Barings bosses face SFA grilling
Thursday 05 October 1995
The Securities and Futures Authority is set to interview former executives of Barings, which could result in some being banned from working in the City.
Regulatory sources said the SFA is determined to come down hard on those executives who failed to exercise their responsibilities in the collapsed merchant bank.
The investigation is believed to cover about 12 former executives from Peter Baring, the ex-chairman, and Andrew Tuckey, the ex-deputy chairman, downwards. But the main focus is on those such as Peter Norris, the former head of the securities side, and Ron Baker, formerly in charge of the derivatives operations, who are believed to have been more directly involved in the running of the business.
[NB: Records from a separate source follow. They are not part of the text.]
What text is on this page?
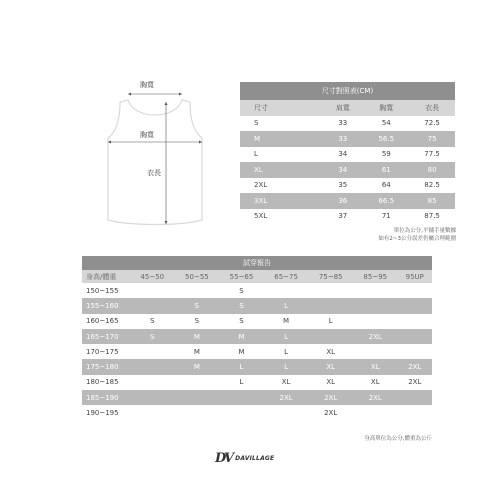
胸寬
胸寬
衣長
尺寸對照表(CM)			
尺寸	肩寬	胸寬	衣長
S	33	54	72.5
M	33	56.5	75
L	34	59	77.5
XL	34	61	80
2XL	35	64	82.5
3XL	36	66.5	85
5XL	37	71	87.5
單位為公分,平鋪手量數據
如有2~3公分誤差仍屬合理範圍
試穿報告							
身高/體重	45~50	50~55	55~65	65~75	75~85	85~95	95UP
150~155			S				
155~160		S	S	L			
160~165	S	S	S	M	L		
165~170	S	M	M	L		2XL	
170~175		M	M	L	XL		
175~180		M	L	L	XL	XL	2XL
180~185			L	XL	XL	XL	2XL
185~190				2XL	2XL	2XL	
190~195					2XL		
身高單位為公分,體重為公斤
DV DAVILLAGE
The Bank of England report into the collapse of Barings under losses of pounds 860m, put the blame firmly on Nick Leeson's unauthorised derivatives speculation in Singapore as well as the seriously inadequate internal management controls. The SFA's task is now to put the personalities to the management breakdown, detailing precisely who was responsible, or should have been responsible, for specific actions and operations.
The executives had to return to the SFA by Tuesday night, a questionnaire, tailored to each individual, which sought to establish precisely what the lines of responsibility and reporting were, or were meant to be, at the old Barings.
The Bank of England report painted a picture of great confusion, with several senior executives claiming they thought each other was looking after particular areas of trading and control. On the basis of the structures revealed in the replies, the SFA is soon to begin talking to the former executives. Of all of them, only Andrew Tuckey is believed still to be working, under some informal arrangement with Barings' corporate finance. All had their registration with the SFA, essential for working in the securities industry in the City, taken away when they were dismissed by ING, the new Dutch owner of Barings. If they re-apply for registration, the SFA has to be convinced they are fit and proper people to work in the securities business.